Karl Nolle, MdL
Sächsische Zeitung, 05.12.2000
Sachsens SPD-Spitze geht auf Distanz zu Karl Nolle
Äußerungen über Biedenkopfs Familie "unakzeptabel"
DRESDEN. Der Dresdner SPD-Landtagsabgeordnete Karl Nolle gerät wegen seiner jüngsten Vorwürfe gegen Sachsens Ministerpräsident Kurt Biedenkopf (CDU) und dessen Frau sowohl in der eigenen Partei als auch innerhalb der SPD-Fraktion immer stärker ins Abseits. Nolle hatte den Premier im Zusammenhang mit dem Todesfall von Joseph Abdulla Verharmlosung von rechtsextremistischer Gewalt vorgeworfen und in der vorigen Woche öffentlich erklärt: "Ich hoffe auch, dass diese fragwürdige Zurückhaltung, die hier stattfindet, was die Rechtsradikalität angeht, nichts mit der eigenen nationalsozialistischen Familientradition von Kurt und Ingrid Biedenkopf zu tun hat, die ja darin selber in ihrer Familie tief verstrickt waren.
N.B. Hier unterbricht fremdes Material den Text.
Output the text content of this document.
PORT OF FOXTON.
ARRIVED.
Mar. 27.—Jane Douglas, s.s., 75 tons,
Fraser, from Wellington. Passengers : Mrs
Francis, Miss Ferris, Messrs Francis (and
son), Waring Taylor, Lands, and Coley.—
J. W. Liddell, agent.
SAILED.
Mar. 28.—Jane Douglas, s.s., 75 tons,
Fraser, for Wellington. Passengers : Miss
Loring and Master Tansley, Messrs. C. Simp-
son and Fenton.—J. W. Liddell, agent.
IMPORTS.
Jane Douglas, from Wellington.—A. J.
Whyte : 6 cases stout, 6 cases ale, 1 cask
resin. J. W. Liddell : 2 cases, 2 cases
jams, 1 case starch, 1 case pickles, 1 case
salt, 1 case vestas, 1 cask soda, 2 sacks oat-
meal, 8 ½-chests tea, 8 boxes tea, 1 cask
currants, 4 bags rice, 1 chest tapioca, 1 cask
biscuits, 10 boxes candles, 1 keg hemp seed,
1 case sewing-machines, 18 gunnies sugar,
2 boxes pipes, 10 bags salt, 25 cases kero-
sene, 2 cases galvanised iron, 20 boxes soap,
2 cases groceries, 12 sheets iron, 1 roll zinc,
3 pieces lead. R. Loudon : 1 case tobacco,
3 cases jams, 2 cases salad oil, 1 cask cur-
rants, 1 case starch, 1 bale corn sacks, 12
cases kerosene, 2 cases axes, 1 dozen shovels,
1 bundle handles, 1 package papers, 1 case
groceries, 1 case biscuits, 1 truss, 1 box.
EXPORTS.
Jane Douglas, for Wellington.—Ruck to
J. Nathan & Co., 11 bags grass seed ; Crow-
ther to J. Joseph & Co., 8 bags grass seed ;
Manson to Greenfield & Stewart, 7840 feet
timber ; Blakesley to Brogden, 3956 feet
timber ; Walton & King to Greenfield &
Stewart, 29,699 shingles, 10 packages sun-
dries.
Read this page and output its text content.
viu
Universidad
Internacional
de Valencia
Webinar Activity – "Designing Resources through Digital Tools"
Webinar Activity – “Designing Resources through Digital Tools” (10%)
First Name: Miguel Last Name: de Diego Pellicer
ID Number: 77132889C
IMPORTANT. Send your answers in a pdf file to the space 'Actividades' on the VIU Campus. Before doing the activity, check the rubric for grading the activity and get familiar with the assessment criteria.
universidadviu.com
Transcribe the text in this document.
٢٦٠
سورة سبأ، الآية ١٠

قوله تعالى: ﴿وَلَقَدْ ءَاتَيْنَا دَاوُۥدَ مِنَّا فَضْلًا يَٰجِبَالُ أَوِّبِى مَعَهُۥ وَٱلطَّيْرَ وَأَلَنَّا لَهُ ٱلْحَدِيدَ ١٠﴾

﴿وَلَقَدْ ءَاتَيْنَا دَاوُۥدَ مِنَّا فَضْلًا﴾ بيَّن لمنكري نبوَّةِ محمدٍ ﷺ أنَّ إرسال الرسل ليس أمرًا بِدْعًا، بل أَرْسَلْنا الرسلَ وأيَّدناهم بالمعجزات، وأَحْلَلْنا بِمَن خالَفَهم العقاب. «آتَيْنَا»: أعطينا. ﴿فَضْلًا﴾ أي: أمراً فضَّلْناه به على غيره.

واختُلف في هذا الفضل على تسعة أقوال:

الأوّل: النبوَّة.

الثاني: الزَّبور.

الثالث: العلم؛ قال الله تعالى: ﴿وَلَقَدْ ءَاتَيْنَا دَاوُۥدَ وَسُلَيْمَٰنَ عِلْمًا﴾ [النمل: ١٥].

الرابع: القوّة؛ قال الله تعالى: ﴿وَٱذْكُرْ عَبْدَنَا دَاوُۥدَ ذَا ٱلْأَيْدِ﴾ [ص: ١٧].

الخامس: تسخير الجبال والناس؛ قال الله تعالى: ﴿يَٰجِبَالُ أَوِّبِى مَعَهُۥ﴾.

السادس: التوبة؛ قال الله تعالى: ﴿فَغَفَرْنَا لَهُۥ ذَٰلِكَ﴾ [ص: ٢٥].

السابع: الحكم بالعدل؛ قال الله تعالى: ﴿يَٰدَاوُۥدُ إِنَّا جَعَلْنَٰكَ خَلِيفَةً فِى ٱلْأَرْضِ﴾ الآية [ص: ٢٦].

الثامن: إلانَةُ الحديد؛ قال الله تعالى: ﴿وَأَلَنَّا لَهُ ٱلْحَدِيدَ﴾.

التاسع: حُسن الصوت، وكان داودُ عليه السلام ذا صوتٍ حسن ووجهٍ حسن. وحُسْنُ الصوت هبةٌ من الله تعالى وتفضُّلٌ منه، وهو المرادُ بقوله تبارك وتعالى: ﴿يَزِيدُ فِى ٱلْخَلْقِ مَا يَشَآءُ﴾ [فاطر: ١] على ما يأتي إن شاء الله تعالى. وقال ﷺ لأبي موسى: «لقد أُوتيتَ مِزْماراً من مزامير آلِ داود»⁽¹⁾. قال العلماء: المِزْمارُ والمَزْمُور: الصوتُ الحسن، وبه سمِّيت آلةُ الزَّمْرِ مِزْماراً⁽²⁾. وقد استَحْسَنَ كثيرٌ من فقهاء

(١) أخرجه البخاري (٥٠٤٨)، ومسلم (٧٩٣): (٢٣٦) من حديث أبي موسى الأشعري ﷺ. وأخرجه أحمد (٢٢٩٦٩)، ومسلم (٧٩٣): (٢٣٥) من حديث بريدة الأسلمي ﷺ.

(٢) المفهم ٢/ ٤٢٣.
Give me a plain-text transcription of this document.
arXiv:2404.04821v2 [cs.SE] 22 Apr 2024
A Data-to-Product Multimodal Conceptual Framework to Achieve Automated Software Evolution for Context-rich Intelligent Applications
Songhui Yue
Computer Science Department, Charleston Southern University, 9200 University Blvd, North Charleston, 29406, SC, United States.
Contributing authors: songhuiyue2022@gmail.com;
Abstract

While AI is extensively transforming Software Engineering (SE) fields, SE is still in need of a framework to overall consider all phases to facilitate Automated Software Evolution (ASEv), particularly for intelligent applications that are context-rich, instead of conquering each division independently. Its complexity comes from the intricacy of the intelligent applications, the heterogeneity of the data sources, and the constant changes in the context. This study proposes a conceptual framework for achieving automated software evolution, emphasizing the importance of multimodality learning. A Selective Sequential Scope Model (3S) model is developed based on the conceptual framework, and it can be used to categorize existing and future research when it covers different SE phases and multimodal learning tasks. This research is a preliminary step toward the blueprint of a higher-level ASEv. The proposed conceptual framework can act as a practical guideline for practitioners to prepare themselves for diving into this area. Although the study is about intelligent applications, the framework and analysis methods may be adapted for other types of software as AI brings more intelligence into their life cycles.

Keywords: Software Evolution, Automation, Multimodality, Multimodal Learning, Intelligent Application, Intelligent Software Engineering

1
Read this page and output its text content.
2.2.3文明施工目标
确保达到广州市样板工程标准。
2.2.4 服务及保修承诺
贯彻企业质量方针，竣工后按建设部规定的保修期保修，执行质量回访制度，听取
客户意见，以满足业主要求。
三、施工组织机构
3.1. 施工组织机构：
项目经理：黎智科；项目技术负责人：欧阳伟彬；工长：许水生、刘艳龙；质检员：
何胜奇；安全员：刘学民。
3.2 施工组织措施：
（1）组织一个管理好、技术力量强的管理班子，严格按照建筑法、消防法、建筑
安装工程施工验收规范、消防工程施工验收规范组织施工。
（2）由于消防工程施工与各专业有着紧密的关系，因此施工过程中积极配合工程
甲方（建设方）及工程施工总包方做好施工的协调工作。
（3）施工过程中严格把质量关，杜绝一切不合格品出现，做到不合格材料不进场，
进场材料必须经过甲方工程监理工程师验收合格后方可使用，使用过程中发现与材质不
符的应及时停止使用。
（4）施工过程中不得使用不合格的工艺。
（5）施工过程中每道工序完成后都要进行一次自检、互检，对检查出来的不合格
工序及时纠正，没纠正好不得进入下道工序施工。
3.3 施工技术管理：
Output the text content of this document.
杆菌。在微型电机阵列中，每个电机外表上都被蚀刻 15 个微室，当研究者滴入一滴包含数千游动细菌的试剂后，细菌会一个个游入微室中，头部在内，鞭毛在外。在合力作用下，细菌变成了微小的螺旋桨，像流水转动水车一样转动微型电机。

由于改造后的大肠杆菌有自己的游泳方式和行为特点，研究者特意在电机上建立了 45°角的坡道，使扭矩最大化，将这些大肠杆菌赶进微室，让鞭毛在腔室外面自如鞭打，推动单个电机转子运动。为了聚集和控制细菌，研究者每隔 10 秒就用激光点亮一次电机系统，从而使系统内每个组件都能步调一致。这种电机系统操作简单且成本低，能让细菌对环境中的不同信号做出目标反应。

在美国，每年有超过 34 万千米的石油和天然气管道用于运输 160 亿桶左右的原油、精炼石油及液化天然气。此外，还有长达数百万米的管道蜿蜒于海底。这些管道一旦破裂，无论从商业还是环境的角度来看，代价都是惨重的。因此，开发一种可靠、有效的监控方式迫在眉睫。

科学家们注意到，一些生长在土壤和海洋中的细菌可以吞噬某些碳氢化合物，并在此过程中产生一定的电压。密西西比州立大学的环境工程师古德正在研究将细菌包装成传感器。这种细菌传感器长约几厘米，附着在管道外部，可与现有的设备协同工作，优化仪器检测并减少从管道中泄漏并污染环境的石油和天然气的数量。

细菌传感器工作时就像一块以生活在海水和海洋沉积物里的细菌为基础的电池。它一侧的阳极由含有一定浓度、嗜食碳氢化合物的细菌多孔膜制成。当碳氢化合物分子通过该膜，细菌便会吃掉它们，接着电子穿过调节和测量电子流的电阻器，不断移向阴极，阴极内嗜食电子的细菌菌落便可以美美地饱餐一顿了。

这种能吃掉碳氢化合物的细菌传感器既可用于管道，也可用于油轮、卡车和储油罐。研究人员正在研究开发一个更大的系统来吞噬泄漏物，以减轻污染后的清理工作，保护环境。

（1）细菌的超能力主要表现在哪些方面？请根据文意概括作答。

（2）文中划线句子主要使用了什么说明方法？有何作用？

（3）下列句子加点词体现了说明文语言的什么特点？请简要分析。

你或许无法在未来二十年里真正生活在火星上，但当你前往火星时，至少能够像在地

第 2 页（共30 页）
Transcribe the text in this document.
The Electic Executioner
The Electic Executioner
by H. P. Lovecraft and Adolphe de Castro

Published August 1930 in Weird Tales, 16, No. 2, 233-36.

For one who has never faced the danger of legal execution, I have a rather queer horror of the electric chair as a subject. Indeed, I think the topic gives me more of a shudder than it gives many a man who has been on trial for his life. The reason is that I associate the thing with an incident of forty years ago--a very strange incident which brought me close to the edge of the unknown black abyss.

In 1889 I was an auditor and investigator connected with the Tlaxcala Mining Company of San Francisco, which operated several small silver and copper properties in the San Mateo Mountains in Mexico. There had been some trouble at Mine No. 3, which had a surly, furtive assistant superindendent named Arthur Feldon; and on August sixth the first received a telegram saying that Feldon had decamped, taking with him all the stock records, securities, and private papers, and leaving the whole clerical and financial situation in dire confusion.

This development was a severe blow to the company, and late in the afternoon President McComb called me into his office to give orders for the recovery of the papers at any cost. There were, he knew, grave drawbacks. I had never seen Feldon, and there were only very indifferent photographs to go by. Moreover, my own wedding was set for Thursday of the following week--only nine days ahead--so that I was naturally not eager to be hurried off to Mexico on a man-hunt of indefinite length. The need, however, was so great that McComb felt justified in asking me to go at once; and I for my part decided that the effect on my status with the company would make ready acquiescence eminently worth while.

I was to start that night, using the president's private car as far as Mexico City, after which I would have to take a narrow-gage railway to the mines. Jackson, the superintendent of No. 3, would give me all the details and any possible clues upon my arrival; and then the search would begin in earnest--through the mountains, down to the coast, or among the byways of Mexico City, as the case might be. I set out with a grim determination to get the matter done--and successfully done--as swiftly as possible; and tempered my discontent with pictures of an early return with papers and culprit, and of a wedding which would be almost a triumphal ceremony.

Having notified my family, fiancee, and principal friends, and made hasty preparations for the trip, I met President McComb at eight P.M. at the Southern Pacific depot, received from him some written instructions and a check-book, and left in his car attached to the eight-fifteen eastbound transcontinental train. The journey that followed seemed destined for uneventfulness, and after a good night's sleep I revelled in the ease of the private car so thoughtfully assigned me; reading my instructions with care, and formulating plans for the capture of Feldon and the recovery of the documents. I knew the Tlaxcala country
Sie selber nicht, aber ihre Eltern."
Scharfe Kritik an dieser Äußerung übte inzwischen Sachsens SPD-Landesvorsitzende Constanze Krehl. Gegenüber der SZ erklärte sie, der Angriff auf Biedenkopf sei in dieser Form nicht akzeptabel. "Ich halte das für völlig daneben und die Vorwürfe auch nicht für nachweisbar. Das ist eine Sippenhaft, die bei uns nicht üblich ist."
Auch der SPD-Fraktionsvorstand beschäftigte sich gestern mit dem Thema. Zuvor war bekannt geworden, dass Nolle in einer Pressemitteilung zu den Vorfällen in Sebnitz zusätzlich von "ethnischen Stoiberungen" gesprochen hatte. Fraktionschef Thomas Jurk erklärte im Anschluss an die Vorstandssitzung: "Beide Äußerungen sind absolute Einzelmeinungen. Wir stehen in dieser Sache in entschiedener Distanz zu Karl Nolle." Am Freitag will Jurk seine Kritik auf einer Fraktionssitzung wiederholen.
Fraktionsintern wird bereits darüber diskutiert, ob Nolle seine Ämter als Arbeitskreisleiter Wirtschaft sowie als wirtschaftspolitischer Sprecher in Zukunft abgeben soll. Karl Nolle selber lehnt einen Verzicht auf die beiden Funktionen strikt ab. Er sieht sich zu Unrecht in der Kritik. Gegenüber der SZ kündigte er eine Dokumentation an, mit deren Hilfe er seine Vorwürfe belegen will. "Wer die Fakten über Biedenkopfs Familie kennt, wird seine Meinung ändern." Auch die Verwendung der Begriffs "ethnische Stoiberung" halte er für legitim, weil dieser aus dem aktuellen Programm des Dresdner Kabaretts Herkuleskeule stamme.
Innerhalb der SPD-Fraktion wird Nolle dennoch zunehmender Realitätsverlust vorgehalten. "Der ist völlig abgehoben", heißt es. So stört man sich unter anderem daran, dass Nolle in der Öffentlichkeit offensiv als designierter SPD-Kandidat für die Dresdner Oberbürgermeisterwahl auftritt, obwohl seine endgültige Nominierung parteiintern immer noch umstritten ist.